The Pistons, meanwhile — and this is unfortunate — have been through so much that they can’t shake the idea that there is still one home game left, and that’s all they have to win. Consciously, no one will admit this played a part in defeat. But subconsciously, you had to believe it did. It’s hard to be frightened once you’ve won a championship, and that is too bad, considering how well fear has worked for the Pistons in the past.
“Hey, that’s why the Palace was built,” Thomas said afterwards, trying to sound confident, “For seventh games. Home-court advantage.”
Rodman was more realistic. “We didn’t want to play a seventh game. On any day, any game, a team can get you.”
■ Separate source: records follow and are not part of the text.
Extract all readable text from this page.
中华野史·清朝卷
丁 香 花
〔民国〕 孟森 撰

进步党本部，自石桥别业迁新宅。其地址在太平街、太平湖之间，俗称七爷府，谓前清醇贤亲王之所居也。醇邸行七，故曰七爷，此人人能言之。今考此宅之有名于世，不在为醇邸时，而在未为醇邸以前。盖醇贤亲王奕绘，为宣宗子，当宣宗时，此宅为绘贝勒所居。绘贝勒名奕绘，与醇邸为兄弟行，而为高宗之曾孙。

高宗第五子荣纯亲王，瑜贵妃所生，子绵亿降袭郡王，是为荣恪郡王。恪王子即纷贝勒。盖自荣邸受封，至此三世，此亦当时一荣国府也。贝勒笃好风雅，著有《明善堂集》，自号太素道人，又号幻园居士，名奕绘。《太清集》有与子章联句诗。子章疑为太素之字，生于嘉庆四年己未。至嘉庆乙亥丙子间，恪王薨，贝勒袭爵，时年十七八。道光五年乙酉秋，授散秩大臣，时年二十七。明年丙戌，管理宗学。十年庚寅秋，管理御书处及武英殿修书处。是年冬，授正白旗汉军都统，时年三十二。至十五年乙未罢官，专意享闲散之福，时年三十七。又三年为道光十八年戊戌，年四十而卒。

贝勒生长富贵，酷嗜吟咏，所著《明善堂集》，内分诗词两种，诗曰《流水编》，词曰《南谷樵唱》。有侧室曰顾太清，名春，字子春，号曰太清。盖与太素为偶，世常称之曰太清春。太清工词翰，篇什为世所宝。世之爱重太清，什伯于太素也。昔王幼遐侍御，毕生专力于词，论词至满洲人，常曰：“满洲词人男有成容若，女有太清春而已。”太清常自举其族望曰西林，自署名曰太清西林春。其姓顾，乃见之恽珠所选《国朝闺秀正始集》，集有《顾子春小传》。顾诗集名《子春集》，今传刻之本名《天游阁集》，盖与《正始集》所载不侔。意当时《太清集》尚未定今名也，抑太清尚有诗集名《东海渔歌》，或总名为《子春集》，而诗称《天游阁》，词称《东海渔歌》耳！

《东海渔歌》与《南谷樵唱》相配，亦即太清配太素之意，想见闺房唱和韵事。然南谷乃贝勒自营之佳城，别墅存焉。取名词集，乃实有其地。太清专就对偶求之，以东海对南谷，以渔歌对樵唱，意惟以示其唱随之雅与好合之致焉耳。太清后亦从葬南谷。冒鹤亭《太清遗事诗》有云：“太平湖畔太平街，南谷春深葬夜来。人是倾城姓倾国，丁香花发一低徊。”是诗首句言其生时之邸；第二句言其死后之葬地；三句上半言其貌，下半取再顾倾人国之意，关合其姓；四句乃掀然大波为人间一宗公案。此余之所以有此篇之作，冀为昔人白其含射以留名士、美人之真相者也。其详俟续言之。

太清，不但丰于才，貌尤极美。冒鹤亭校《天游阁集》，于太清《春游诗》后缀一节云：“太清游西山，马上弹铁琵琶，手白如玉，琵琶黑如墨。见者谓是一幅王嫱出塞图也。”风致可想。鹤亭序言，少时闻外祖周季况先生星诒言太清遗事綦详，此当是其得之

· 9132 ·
He moaned and looked at his sore ankle. He had spent the last two days hooked to an electric stimulator. He had hoped to divorce himself from it for a few days, until the Finals next week.
“Now,” he sighed, “I guess I’ll be stuck with that thing until the end of the season.”
Whenever that is.
One more game. Who has the advantage? In the next 24 hours you’ll hear every kind of theory: 1) The Pistons. It’s their home court. 2) The Bulls. They have the momentum. 3) The Pistons. They have experience. 4) The Bulls. They have nothing to lose. Who’s right? Nobody’s right. Theory doesn’t win basketball games, players do, and whoever shows up most ready to play and most capable of executing will walk away with the plane tickets to Portland. About the only thing the Pistons can be happy about is that they won’t have to see in this building anymore. Trying to win here during the playoffs is like trying to douse a five-alarm fire with a garden hose.
And this Chicago fire is hot enough already.
Seventh Hell. Somebody burns. Hold your breath.